Traditional 4P of marketing (product, place, price and promotion) are becoming things of the past. You can no longer compete using your product — many retailers are offering the same thing and the market has become very transparent.
The same applies to competing using place — on the internet everything is within few clicks’ distance. Price? On this transparent market? Forget it. You can always go with promotion, but having a nation-wide mass media campaign requires tons of money.

If you can’t compete using the things you sell, you should start competing using the way you sell them. The experience. It’s not a new concept. Steve Jobs started investing in Apple retail stores in late 90s. He knew perfectly well that emotions we experience are much more important than gigabyte and gigahertz labels. And those emotions will be better evoked in a modern store that is an architectural icon of New York than in an ordinary Radio Shack or similar chain retail.

How can you create such experience for your brand? It’s easy when you realize that your consumers come to you not to buy your product, they come to realize their dreams. Always. The problem is, we very often forget it. When you run a fancy restaurant and serve dozens of meals a day, it’s very easy to forget that a romantic dinner at our place may be a prelude to engagement, it’s one of the most important events of their lives. When you sell another camera during the day, it’s very easy to ignore the fact that customer has saved for two years to buy the Nikon you are handing to him now.
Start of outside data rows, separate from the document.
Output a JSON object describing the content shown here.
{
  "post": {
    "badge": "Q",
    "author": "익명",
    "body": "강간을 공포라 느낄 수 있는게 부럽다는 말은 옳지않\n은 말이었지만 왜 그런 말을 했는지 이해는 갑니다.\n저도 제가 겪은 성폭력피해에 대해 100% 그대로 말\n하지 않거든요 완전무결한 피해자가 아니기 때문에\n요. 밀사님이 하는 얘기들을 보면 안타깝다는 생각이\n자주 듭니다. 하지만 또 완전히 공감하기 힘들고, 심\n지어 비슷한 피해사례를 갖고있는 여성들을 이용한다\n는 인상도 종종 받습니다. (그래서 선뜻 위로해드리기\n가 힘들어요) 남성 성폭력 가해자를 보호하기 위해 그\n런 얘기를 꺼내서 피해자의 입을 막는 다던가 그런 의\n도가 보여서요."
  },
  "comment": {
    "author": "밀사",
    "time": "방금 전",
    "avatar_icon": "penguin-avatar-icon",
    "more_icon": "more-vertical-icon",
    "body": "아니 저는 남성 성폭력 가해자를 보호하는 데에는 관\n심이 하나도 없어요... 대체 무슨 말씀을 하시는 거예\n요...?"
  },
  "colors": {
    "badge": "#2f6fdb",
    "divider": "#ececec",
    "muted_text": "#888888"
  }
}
This happens to you, doesn’t it? Happens to me, too. A customer who is paying me for his corporate identity or brand strategy is experiencing something I absolutely should not be ignoring.

Not taking such customer for granted is easy enough. And there are many companies that feel it. We will be buying from them in the future, it is them who will be handing out the cards very soon. You want example? Let me give you one.

I recently set up account on an e-mail marketing platform. I send out newsletter campaigns on regular basis and there was nothing extraordinary in it for me. All you need is gather a group willing to receive a newsletter using a form posted on the web. Then you create a campaign, design a newsletter and send it out. No big deal. But for many small company owners it is a big deal. The company I chose reminds us this by adding a small subtitle to the big “Send campaign” button. Subtitle says “This is your moment of glory!” Not much, but makes all the difference, right? But that’s not all. When I sent out my first campaign, I received… a newsletter from this company.

“Paweł, it was your first campaign, we’re very proud of you. You should be proud of yourself as well. As part of the celebration, we will send you a T-shirt, just fill in this form.”

It was not my first email marketing campaign, but it definitely was the one I had most fun with. I will remember it and I will recommend the company to my friends. This is the way it should be, isn’t it?

How about you? How do you help your customers realize their dreams?